Rennes, dimanche 6
janvier.
Expulsion d'une
réquisition.
Dehors, il ne fait pas
vraiment froid. Juste un petit crachin breton qui pleure depuis des
jours sur des nuits d'errance. Le froid qui les fait frissonner est à
l'intérieur, là où s'emmagasine la fatigue des journées à
marcher sans but dans la ville, en attendant la réouverture des
portes du foyer. Le froid il est dans la mémoire des corps
recroquevillés dans les halls de gare, d'hôpital, dans les stations
de métro, les encoignures de portes.

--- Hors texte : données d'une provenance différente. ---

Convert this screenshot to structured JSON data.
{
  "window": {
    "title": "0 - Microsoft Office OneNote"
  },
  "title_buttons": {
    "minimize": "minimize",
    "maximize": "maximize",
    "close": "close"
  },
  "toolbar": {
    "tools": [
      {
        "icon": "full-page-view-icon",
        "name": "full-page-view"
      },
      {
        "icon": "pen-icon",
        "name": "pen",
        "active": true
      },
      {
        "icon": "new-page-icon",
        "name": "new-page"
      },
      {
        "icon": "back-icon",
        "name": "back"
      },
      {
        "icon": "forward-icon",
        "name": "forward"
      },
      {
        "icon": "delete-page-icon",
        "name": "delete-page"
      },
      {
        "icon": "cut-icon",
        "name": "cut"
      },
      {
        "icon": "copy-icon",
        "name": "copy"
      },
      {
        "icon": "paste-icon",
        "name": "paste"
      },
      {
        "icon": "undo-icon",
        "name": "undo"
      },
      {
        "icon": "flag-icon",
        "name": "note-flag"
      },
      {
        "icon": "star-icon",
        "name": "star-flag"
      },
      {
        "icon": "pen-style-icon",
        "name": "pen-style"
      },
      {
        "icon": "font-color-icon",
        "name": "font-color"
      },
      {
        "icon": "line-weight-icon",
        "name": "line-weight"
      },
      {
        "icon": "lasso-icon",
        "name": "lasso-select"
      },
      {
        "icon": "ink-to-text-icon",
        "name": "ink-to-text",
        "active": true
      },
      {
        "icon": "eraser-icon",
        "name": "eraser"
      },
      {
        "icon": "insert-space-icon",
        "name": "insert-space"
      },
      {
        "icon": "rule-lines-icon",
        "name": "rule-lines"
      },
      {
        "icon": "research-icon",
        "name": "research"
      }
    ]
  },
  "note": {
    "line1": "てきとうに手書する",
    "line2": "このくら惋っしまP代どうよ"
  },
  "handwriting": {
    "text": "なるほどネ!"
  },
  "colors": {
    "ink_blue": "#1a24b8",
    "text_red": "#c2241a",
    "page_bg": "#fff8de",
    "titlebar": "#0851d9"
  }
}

La glace, elle se niche dans
les devantures de Noël inaccessibles aux enfants, dans le sourire
des passants ingénus et inconscients.
File indienne, ombres
dans la nuit. Silence ouaté de crainte. Est-ce que ça va marcher ?
Une porte, un couloir,
des couloirs, encore des couloirs, des pièces, des escaliers,
partout. « T'es où ? C'est par où qu'on est arrivés ?
J'suis perdu ! ». Petit à petit, des rires fusent. C'est
incroyable comme c'est immense. En plus, il y a de l'eau ! Et de
l'électricité aussi ! Curieux : il fait pas froid, c'est
peut-être chauffé ? « T'as pris quelle chambre toi ? ».
« Le bureau du directeur ! Il y a même une porte
capitonnée ! ».
Tout est propre,
impeccable. Ça fait plus d'un an que c'est fermé. Bâtiment public,
ancienne direction des services vétérinaires, DDASS, agence
régionale de la santé ... Partis où ? Services supprimés ou
éclatés, ici ou là, dans d'autres lieux, parfois loués à prix
d'or par l'État dans le parc immobilier privé (privatiser les
bénéfices, nationaliser les déficit).
Ici, la ventilation ne
s'est jamais arrêtée et il reste 200 litres de fuel dans la cuve.
Dehors des dizaines de personnes à la rue en plein hiver, parfois
des bébés. Pas grave : « comme le changement c'est
maintenant, on réfléchit ».
Enfin, pas que. « On »
agit, aussi.
Pendant qu'au 7° ciel de
la réquisition les sourires illuminent tous les visages, pendant
qu'on s'embrasse pour fêter ça, pendant que les militants sortent
les couvertures et les galettes des rois (« avec un doigt de
café, s'il te plaît »), dehors les robots-cops s'activent,
bergers allemands à l'appui (faut bien ça pour chasser les
enfants).
Pas de ronds de jambes
inutiles. L'opération communication de la préfecture est terminée, on va
droit au but, avec les moyens adéquats. « Vous sortez
immédiatement ». Pas le temps de prendre ses affaires.
Matraque au collet. Les chiens sur les talons. Bousculades pour les
plus lents et pour les militants qui essaient de prendre des photos.
En 10 minutes s'est bouclé. « Toute façon, on les connaît
bien leurs tronches ». « Leurs figures, Monsieur, leurs
figures ».
On essaie de se recompter
dehors, dans le noir. Il en manque deux. Deux militants.
Brusquement, on les voit
apparaître, cernés par un groupe de ninjas. Des fois qu'ils soient
super forts et super dangereux, deux précautions valant mieux
qu'une, ils ont été menottés les mains dans le dos.
« C'est quoi cette
démocratie ?! » lance un migrant.
C'est quoi ces gens, élus
par le peuple sur des valeurs de justice sociale, de solidarité,
d'humanité et qui commanditent ça ? Que faudra-t-il pour qu'il
sortent de leurs dorures et de leurs compromissions ? La mort de
froid d'un enfant dans la rue ?
Messieurs et Mesdames les
gouvernants, en plus d'être des traîtres, vous êtes des
hors-la-loi car la loi oblige l'État à la protection des personnes.
Et dans mes livres de petite fille, on m'a appris que les hors-la-loi
finissaient toujours par être punis.
J. militante Un Toit c'est Un Droit, texte écrit ce matin vers 5h.